Introduction: When the data type in the RDD has a CaseClass sample class, obtain the attribute name and type through reflection Reflecttion , construct a Schema, apply it to the RDD data set, and convert it to a DataFrame.
/**
* @author liu a fu
* @date 2021/1/17 0017
* @version 1.0
* @DESC 反射类型推断
*/
/**
* 封装电影评分数据
*
* @param userId 用户ID
* @param itemId 电影ID
* @param rating 用户对电影评分
* @param timestamp 评分时间戳
*/
case class MoviesRating(userid: Int,
moviesid: Int,
rating: Double,
timestamp: Long
)
object _06RatDataToDF {
def main(args: Array[String]): Unit = {
//1-准备环境
val conf: SparkConf = new SparkConf().setAppName(this.getClass.getSimpleName.stripSuffix("$")).setMaster("local[*]")
val spark: SparkSession = SparkSession
.builder()
.config(conf)
.getOrCreate()
spark.sparkContext.setLogLevel("WARN")
//引入隐式转换 RDD ->DataFrame
import spark.implicits._
val fileRDD: RDD[String] = spark.sparkContext.textFile("data/input/sql/ml-100k/u.data") //读取数据源
//filter 筛选 滤掉
val ratingDF: DataFrame = fileRDD.filter(line => line != null && line.trim.split("\t").length == 4)
.mapPartitions(iter => {
iter.map(line => {
val arr: Array[String] = line.split("\t")

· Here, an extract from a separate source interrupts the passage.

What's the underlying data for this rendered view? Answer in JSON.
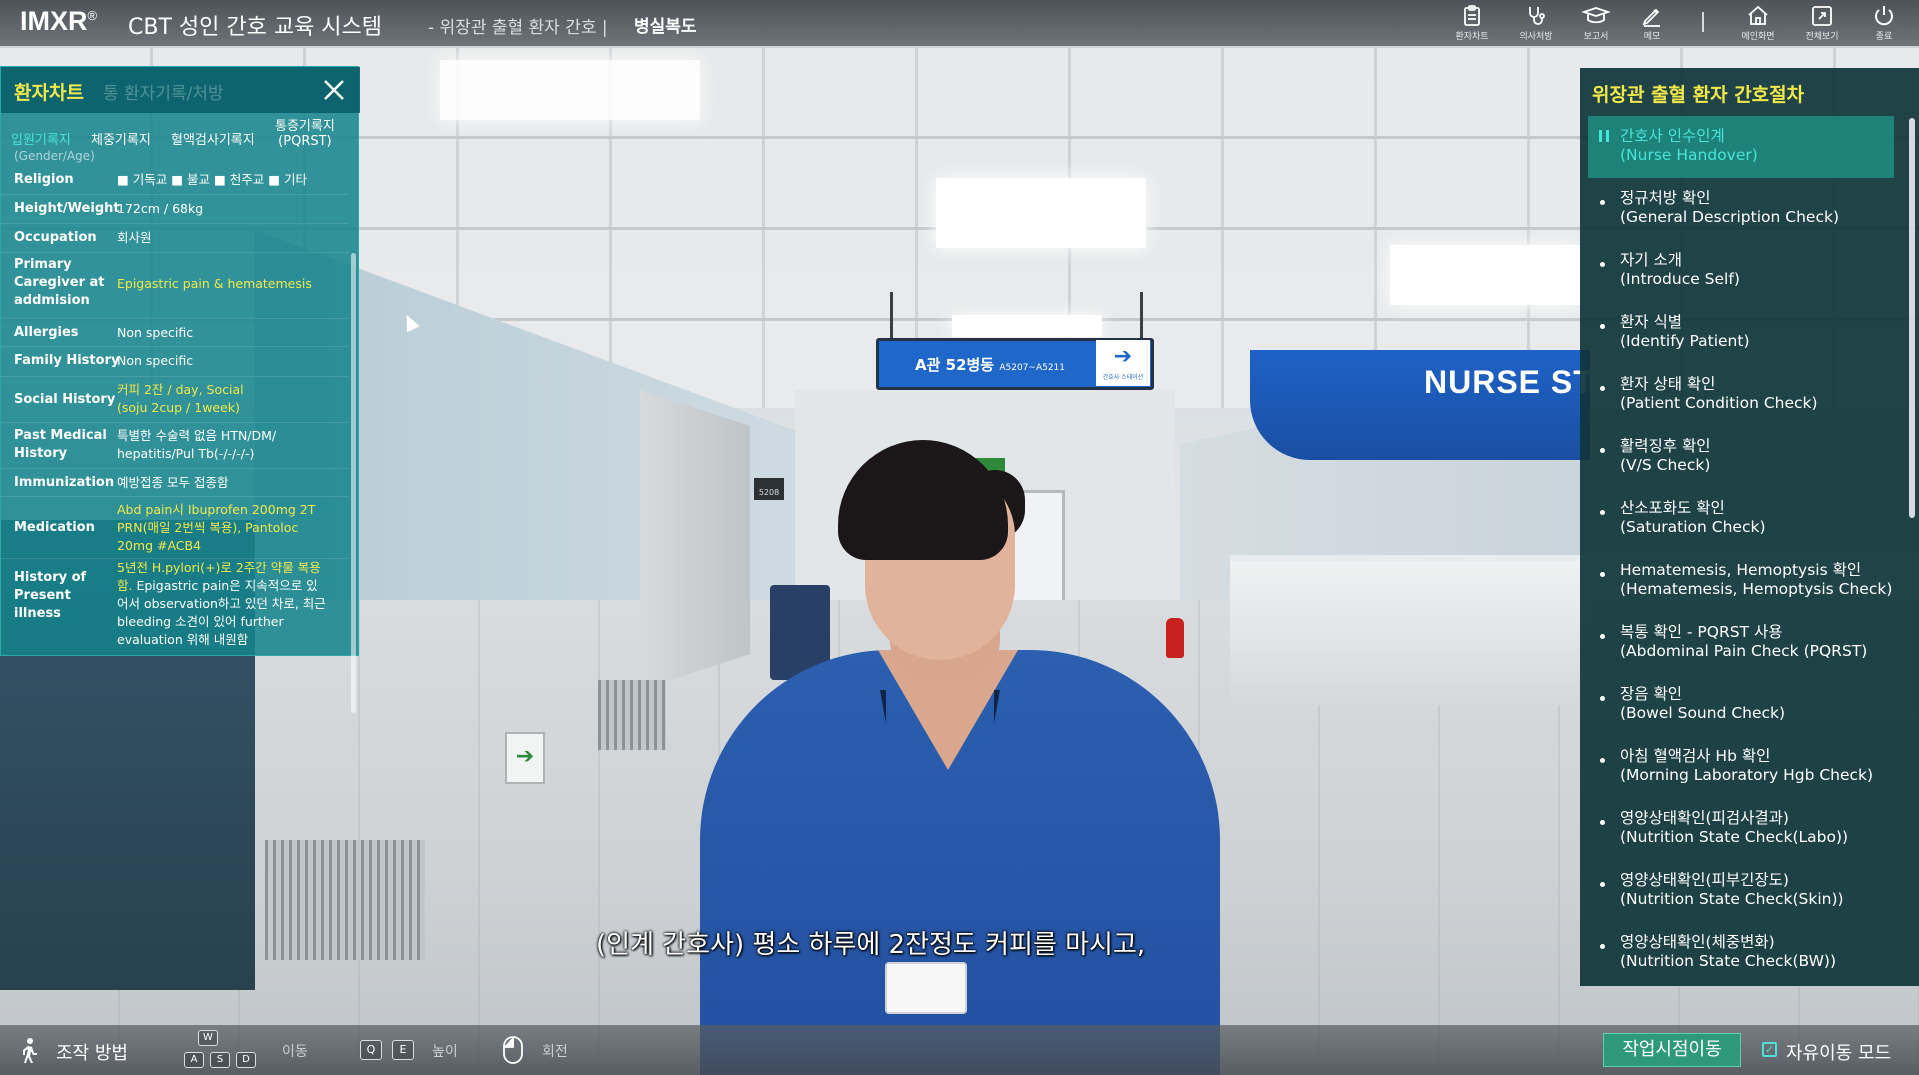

MoviesRating(arr(0).toInt, arr(1).toInt, arr(2).toDouble, arr(3).toLong)
})
}).toDF()
ratingDF.show()
ratingDF.printSchema()
}
}
- This method requires that the RDD data type must be CaseClass , and the field names in the converted DataFrame are the attribute names in CaseClass.